Um dentista, preso injustamente sob acusação de estupro, acabou condenado a pagar R$ 478,9 mil ao Estado do Rio de Janeiro após perder uma ação de indenização. O caso foi levado à Comissão Interamericana de Direitos Humanos (CIDH), onde a defesa tenta suspender a cobrança, considerada abusiva.

André Luiz Medeiros Biazucci Cardoso, de 39 anos, ficou preso durante sete meses, em 2013, após ser apontado como o responsável por sete estupros em Belford Roxo, na Baixada Fluminense. O dentista foi solto após exames de DNA solicitados por seus advogados comprovarem que ele não era o autor dos crimes. 

Em 2015, André recorreu à Justiça para pedir indenização. Ele e sua família pediram cerca de R$ 4 milhões pelo apontado erro do Estado fluminense em sua prisão. O caso passou por várias instâncias e acabou no STJ, que não reconheceu o pedido

A Justiça brasileira julgou o pedido improcedente, entendendo que não houve erro judicial indenizável. Com a derrota, ele foi condenado ao pagamento de honorários de sucumbência, valores destinados à Procuradoria do Estado do Rio.
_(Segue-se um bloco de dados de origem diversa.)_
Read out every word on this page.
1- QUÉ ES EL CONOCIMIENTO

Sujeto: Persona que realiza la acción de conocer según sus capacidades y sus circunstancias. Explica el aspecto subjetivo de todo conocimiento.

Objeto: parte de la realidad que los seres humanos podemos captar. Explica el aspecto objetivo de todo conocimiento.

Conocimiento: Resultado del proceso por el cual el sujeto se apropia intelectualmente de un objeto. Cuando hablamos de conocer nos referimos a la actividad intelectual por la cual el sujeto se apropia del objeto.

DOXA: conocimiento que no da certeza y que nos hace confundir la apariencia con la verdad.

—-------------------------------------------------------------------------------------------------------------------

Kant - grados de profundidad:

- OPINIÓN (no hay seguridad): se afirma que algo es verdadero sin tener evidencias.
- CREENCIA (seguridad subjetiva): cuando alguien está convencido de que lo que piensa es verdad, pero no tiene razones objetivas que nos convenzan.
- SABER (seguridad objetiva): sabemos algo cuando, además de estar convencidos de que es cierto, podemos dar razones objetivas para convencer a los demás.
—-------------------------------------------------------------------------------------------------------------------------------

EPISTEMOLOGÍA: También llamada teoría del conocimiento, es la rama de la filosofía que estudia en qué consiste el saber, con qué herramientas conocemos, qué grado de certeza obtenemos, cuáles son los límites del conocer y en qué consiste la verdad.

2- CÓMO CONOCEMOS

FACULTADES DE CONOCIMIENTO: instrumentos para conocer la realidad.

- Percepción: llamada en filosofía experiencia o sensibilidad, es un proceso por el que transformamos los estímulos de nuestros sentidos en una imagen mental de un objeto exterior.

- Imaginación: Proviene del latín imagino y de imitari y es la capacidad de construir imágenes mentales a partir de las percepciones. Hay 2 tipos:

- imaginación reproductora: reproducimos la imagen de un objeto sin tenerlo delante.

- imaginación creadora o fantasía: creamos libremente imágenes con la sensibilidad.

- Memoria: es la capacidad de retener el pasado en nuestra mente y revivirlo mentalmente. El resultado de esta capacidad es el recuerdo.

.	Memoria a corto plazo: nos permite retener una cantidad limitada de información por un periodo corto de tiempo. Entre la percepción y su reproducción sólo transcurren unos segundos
Segundo documento apresentado pela defesa ao organismo internacional, ao qual o Terra teve acesso, o montante cobrado chega a R$ 478.938,18 e pode aumentar caso não seja quitado dentro do prazo legal, com aplicação de multa e novos honorários.

Os advogados Rafael Junior Soares e Luiz Antonio Borri afirmam que a cobrança agrava ainda mais a situação do cliente, que já teria sofrido impactos severos após a prisão, como perda de emprego e clientes. O pai de André também precisou vender um carro para pagar advogados e peritos para inocentar o filho.

Na petição enviada à Comissão Interamericana, a defesa argumenta que a cobrança dos honorários representa uma “prorrogação da ofensa aos direitos” de André, especialmente diante da alegação de que ele não possui patrimônio suficiente para arcar com o valor.

“O Sistema Interamericano de Direitos Humanos atua justamente quando o sistema interno não consegue oferecer resposta adequada às violações sofridas pelo cidadão. O caso do André demonstra como a burocracia estatal, por vezes, possui um compromisso com os erros praticados e reluta em admiti-los”, afirma Luiz Antonio Borri.

O documento também aponta que há risco iminente de medidas como penhora de bens e bloqueio de ativos financeiros, o que poderia comprometer definitivamente a vida econômica do dentista. Agora, caberá à Comissão avaliar o pedido de medida cautelar e decidir se recomenda ao Estado brasileiro a suspensão da cobrança.

“A reparação é essencial não apenas para a vítima, mas também para estimular mudanças institucionais que tornem o processo penal brasileiro mais seguro contra condenações injustas”, argumenta o advogado Rafael Junior Soares.